I recently had a conversation with a manufacturing manager who was looking for a new CMMS / EAM software package. His current maintenance management / asset management application is old and cumbersome. His comment was that he surely wished that there was at least one CMMS that was interoperable with other plant systems.
This is a common theme. Interesting that I heard this yet again. Interoperability comes up all the time. A search of this blog revealed 115 citations over 8 years or so. Recently I discussed the Open O&M Initiative demonstration, a PLCOpen activity and reported on a conversation about the Open O&M Initiative. I’ve been writing about the value of OPC UA for interoperability for more than five years.
I have also brought this up to industry CEOs and CTOs.

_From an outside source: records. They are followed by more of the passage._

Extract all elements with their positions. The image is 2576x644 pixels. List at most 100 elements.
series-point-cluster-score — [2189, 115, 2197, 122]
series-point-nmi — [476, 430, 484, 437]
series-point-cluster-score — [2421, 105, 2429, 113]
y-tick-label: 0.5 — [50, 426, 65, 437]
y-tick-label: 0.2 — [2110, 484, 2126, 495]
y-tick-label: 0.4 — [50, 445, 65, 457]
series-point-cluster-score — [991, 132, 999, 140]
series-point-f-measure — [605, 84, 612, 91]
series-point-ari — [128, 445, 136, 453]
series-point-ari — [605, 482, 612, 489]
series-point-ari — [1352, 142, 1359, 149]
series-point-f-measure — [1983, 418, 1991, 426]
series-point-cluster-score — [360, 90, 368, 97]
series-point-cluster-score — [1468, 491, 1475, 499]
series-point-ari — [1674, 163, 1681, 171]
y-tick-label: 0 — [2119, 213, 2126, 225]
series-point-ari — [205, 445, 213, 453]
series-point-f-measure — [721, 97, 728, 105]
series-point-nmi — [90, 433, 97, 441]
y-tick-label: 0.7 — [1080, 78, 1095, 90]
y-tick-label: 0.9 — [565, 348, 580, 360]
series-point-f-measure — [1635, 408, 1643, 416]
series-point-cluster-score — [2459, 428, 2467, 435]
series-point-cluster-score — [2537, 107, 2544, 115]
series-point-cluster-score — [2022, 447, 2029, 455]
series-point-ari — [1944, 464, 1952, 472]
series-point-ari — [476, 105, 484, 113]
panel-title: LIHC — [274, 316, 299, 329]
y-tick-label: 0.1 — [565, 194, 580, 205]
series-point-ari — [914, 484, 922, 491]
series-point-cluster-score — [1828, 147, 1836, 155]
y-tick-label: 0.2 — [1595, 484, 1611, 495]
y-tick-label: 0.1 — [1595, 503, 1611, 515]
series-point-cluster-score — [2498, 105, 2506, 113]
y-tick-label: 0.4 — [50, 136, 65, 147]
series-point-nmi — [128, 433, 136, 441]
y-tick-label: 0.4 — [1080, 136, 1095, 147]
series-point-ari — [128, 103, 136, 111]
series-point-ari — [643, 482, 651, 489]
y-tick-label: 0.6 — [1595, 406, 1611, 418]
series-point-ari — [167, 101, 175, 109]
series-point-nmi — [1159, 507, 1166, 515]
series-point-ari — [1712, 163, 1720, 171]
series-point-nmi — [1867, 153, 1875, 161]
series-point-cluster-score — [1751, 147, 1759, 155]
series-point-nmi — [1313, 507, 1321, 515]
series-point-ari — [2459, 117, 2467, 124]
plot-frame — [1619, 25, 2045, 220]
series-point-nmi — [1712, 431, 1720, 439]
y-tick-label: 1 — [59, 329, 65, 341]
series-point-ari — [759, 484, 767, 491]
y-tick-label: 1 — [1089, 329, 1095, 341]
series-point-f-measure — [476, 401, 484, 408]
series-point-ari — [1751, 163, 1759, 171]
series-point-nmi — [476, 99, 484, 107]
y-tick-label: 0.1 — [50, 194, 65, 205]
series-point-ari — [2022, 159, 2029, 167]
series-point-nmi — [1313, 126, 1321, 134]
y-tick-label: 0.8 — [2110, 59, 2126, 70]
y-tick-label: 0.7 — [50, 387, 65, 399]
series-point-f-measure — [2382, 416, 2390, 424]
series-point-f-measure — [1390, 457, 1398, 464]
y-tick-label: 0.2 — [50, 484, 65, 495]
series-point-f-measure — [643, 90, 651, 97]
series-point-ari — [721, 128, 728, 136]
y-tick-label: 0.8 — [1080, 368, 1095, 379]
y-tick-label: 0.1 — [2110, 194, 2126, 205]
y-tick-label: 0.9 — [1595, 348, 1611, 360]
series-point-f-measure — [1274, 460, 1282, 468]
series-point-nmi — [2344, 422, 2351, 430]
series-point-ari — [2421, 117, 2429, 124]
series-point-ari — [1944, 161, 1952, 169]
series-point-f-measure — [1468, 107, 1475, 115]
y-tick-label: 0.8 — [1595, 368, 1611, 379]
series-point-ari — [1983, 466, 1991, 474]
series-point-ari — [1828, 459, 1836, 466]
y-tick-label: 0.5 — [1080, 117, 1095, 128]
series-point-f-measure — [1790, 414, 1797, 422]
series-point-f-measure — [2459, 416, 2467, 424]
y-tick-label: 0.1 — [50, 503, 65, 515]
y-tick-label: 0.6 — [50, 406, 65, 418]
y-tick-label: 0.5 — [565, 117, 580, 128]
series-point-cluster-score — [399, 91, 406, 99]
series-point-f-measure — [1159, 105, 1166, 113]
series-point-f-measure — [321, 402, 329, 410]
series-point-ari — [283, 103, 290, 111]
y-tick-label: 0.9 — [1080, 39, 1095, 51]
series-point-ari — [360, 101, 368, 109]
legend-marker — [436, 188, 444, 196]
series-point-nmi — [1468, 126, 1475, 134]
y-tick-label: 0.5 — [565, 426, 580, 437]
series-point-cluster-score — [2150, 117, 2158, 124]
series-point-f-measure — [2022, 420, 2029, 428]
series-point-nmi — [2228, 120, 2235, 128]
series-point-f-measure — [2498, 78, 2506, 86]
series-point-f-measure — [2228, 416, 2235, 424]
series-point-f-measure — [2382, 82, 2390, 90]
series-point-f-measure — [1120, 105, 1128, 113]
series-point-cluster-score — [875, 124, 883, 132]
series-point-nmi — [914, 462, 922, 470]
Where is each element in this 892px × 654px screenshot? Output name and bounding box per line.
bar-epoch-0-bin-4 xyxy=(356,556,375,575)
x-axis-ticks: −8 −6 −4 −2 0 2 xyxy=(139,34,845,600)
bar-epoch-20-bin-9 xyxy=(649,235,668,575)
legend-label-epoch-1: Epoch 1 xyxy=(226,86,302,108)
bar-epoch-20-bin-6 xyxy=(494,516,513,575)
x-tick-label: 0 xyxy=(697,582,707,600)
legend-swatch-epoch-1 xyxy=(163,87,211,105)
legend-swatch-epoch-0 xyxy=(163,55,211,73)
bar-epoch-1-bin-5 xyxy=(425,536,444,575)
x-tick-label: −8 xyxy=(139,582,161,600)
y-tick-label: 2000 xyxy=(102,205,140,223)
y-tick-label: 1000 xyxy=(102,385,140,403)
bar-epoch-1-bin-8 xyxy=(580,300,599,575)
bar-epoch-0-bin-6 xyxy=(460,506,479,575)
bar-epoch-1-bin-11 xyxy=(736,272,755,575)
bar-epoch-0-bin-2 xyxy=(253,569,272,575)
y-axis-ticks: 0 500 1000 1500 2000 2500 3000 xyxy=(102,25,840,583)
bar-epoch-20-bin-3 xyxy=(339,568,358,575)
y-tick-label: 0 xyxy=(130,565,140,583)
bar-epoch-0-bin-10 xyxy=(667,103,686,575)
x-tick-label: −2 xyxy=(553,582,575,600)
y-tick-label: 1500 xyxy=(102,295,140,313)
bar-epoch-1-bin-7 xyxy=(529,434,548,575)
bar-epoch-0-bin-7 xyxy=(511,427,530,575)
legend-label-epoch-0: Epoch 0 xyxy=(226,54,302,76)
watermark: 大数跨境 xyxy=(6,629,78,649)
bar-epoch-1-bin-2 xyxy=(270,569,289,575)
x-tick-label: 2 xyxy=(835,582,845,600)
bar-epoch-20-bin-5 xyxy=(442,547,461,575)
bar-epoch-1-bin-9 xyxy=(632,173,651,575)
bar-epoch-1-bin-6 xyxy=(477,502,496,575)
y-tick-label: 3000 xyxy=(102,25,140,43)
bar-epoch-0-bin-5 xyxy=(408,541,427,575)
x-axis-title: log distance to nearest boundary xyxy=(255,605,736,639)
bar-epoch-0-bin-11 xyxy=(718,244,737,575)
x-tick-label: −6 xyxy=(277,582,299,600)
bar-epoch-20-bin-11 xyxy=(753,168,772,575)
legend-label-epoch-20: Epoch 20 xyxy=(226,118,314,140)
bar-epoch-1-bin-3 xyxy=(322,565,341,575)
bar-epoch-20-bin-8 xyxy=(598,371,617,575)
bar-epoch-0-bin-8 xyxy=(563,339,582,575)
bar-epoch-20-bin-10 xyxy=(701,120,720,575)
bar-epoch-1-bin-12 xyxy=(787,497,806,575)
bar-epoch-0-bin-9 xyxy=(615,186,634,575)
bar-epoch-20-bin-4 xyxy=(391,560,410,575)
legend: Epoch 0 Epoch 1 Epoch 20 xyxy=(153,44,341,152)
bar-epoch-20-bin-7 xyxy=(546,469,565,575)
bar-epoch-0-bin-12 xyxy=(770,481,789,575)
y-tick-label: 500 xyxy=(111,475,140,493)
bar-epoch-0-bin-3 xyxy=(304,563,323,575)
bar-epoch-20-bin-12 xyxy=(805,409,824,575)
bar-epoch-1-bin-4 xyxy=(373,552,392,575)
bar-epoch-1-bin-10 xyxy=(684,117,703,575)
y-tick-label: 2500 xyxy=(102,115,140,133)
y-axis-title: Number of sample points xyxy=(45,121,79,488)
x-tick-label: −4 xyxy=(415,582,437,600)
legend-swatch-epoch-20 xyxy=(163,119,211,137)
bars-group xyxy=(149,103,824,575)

The major suppliers are all playing a balancing game between making all their products work together well and opening up their systems for some level of interoperability. I don’t think they are cynical and evil about it. It’s just that if one supplier develops all the components of a system, then it can assure that they will all play together at the most foundational level of technology. It’s the Apple argument against the Microsoft/PC argument.
But there comes a point in an automation system that different systems must coexist at some level. This is interoperability. We need those connectors where information gathered in one application can be shared by another application.
There is much progress in many automation technologies. Sharing information seamlessly among applications has great value to this manager–and thousands like him. But the CMMS people are lagging. Time for them to get with the program.